What if one port gives blood return but the other doesn't?
CVICURN2003
216 Posts
Our policy is that all PICC lines and QLC have a PCXR completed and read with a MD order before use. I have freq given meds in a port that don't aspirate blood. Unless of course I have reason to believe that the postion or integrity of the line has been compromised. I will look to see what our official policy is, but have never heard other wise. It is our policy not to draw blood from periph IV's. We also use a cath declotter (the name fails me currently). However, most of our patients recieve a PCXR each morning as the are post CABG or on vents and our pulm order daily chest x rays. I ahve found that the PICC's with the "power Picc" port that the other two lumens are sluggish anyway.
Binkey, BSN
63 Posts
Any catheter that is centrally placed (tip in SVC) should yield a blood return upon gentle aspiration of the syringe. However, if it is a PICC, that catheter should be a 4 French or greater as the 3 French's inner lumen is such that it doesn't yield a blood return very easily. Remember as well that one should use slow, gentle aspiration of the syringe barrel in order to obtain that return so the catheter doesn't collapse. If a centrally placed catheter won't yield a return try some nursing interventions such as: 1. Have the pt turn his or her head and cough. 2. As long as it isn't contraindicated, have them take a deep breath and hold it. This increase in vascular pressure will sometimes free a catheter as it sucking up the vein wall. 3. Reposition a pt. ie, if they are lying on their side, have them lie on their back. 4. Raise the arm on the side that the catheter is in.

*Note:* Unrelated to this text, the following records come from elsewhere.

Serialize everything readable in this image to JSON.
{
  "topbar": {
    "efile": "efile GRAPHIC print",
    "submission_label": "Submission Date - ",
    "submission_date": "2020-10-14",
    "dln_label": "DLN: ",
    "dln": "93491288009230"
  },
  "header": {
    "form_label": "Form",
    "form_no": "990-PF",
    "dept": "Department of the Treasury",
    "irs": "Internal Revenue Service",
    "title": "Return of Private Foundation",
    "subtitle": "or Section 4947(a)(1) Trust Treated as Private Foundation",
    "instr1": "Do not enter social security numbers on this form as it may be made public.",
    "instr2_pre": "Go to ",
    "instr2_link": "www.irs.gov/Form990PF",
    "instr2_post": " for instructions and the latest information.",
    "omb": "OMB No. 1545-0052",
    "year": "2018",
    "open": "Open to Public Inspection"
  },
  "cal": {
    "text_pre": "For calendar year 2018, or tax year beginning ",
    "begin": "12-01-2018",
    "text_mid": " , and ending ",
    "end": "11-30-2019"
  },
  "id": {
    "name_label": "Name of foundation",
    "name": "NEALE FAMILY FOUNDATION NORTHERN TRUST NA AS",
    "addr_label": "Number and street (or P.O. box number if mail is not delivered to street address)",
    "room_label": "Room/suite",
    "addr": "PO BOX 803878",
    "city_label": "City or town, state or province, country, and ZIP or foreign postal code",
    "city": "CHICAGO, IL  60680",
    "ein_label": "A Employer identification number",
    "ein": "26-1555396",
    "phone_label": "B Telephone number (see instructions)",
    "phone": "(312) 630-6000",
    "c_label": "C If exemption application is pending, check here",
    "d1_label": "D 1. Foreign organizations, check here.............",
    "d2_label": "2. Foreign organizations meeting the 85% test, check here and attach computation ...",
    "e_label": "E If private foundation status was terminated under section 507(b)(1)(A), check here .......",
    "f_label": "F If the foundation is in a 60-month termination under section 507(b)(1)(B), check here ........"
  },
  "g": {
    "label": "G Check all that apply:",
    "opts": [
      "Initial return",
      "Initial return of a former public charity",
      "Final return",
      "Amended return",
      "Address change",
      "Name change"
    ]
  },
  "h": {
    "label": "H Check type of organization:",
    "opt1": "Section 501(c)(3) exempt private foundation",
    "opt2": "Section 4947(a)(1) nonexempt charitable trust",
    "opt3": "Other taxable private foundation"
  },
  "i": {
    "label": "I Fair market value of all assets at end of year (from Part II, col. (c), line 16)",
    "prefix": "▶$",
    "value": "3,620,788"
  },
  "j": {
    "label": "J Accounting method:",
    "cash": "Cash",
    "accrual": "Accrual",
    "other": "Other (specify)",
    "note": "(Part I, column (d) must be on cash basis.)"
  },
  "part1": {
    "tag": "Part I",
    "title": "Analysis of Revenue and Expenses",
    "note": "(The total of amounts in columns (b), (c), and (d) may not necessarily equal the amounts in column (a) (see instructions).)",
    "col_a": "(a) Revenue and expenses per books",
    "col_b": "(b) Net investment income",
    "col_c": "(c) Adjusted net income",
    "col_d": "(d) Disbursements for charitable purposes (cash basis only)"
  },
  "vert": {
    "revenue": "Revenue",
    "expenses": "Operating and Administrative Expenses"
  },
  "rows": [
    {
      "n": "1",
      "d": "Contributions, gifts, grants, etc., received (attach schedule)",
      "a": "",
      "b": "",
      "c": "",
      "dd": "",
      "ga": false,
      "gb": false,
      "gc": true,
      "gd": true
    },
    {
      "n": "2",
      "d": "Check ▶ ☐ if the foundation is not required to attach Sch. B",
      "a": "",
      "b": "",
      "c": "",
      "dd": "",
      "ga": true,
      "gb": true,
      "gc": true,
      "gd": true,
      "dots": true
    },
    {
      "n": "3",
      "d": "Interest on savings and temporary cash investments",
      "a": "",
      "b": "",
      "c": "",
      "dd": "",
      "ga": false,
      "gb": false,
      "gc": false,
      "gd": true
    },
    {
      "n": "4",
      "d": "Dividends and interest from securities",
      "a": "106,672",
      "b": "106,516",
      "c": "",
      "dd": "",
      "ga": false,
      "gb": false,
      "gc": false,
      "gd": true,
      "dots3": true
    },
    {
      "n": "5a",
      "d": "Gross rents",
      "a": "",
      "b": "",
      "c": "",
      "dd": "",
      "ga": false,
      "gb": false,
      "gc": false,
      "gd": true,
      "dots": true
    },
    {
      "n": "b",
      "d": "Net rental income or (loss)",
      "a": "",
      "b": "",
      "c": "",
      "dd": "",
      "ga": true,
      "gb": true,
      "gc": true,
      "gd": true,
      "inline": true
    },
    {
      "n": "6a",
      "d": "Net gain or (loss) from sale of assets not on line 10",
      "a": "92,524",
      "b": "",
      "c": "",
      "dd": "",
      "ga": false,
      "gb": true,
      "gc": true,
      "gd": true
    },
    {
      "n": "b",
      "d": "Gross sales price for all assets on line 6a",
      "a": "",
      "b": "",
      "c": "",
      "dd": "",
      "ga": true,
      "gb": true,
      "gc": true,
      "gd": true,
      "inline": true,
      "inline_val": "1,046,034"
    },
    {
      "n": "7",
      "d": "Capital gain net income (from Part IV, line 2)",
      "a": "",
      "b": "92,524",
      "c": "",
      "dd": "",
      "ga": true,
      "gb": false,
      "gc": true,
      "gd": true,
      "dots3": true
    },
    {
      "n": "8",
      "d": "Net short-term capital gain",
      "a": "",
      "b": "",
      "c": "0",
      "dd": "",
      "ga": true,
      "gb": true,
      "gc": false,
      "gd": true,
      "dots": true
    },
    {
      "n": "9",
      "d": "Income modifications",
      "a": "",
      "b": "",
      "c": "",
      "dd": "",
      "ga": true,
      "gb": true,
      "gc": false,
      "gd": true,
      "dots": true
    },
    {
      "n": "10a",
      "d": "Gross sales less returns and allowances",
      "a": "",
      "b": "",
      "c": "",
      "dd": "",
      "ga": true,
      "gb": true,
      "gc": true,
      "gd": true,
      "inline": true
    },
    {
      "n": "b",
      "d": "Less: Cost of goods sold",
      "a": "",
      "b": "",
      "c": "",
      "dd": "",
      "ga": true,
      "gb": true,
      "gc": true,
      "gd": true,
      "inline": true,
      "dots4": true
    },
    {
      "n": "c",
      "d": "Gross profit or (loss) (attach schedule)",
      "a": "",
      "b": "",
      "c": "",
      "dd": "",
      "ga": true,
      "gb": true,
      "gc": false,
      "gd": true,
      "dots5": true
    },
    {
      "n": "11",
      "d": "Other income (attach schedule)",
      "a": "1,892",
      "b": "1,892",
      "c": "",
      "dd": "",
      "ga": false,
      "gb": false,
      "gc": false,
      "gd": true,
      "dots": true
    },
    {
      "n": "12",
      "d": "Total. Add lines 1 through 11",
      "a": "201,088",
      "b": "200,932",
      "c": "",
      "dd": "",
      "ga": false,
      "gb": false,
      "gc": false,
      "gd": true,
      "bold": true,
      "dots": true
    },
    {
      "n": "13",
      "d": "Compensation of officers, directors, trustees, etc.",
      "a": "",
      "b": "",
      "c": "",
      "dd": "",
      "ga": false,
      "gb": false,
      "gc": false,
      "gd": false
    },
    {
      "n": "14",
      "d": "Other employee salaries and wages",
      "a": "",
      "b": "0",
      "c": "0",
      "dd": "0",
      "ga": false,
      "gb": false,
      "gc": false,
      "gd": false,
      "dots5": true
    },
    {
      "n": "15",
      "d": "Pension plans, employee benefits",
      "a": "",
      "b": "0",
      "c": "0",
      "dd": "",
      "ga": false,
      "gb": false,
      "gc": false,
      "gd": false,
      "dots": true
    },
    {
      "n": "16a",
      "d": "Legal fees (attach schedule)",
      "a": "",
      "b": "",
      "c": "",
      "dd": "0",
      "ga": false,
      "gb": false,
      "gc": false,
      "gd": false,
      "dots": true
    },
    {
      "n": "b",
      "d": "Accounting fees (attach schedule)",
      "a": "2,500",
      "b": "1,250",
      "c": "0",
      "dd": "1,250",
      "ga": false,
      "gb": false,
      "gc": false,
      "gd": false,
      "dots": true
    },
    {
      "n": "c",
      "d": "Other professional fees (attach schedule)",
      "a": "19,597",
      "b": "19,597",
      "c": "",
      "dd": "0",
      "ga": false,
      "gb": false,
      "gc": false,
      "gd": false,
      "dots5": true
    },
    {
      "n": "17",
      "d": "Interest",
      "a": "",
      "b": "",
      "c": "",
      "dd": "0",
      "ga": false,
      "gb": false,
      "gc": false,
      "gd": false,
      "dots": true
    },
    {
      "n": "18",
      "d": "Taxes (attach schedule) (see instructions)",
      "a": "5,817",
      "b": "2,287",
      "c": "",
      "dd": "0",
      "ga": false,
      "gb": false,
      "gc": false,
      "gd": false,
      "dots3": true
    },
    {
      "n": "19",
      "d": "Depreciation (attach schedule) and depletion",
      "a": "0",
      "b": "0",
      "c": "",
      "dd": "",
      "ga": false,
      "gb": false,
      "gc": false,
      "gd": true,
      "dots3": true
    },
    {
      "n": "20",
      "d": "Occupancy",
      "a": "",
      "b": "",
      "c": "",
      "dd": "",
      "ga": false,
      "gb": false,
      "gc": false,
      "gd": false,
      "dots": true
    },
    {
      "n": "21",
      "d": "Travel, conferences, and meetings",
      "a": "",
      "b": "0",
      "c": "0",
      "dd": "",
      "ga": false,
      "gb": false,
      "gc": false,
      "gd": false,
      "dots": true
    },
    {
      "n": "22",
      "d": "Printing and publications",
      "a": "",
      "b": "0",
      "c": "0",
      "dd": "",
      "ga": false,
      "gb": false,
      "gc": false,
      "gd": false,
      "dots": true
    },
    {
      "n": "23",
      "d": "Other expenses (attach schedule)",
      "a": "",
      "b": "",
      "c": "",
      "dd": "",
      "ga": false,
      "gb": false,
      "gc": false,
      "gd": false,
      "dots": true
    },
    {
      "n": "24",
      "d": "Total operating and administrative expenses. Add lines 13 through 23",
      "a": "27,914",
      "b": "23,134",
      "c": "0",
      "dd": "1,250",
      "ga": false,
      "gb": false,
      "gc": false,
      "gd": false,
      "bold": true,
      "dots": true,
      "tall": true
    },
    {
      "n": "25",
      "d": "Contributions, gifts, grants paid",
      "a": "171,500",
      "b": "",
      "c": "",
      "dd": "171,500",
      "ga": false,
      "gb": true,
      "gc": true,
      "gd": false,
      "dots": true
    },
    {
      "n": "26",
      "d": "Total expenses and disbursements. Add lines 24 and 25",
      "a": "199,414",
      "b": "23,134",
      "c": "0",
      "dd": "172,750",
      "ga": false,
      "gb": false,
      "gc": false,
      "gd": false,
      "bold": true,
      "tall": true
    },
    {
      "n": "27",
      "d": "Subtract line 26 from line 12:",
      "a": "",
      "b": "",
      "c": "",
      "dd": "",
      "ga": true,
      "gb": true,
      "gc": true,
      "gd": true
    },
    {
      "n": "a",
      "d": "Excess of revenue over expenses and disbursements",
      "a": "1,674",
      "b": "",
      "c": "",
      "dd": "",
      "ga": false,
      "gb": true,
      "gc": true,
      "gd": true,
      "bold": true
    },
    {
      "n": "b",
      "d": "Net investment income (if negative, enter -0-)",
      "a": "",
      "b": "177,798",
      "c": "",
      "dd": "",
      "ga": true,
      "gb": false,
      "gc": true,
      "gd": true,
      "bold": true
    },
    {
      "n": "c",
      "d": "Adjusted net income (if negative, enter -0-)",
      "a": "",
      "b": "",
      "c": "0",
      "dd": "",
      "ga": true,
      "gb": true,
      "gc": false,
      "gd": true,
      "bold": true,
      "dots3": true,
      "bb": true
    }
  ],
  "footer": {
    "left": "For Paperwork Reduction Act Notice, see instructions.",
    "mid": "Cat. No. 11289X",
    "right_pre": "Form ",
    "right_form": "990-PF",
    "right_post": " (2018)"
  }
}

Failure to get a blood return from a central catheter is a real problem.
In the case of a Triple Lumen Catheter, each lumen should yield a return as each on exits into the vascular system at a different spot. When a catheter doesn't yield a return it may have a fibrinous tail or fibrin accumulation covering the exit site of that lumen. This fibrin is a mixture of formed blood elements, immunoglobulins etc. Fibrin development is inevitable, but you don't want it there. You may be able to infuse, but negative aspiration doesn't give you a return. This fibrin is a precurser to bacterial colonization and thrombus.
The lumen that won't yield needs Alteplase (cathflo) to be instilled in it to restore patency.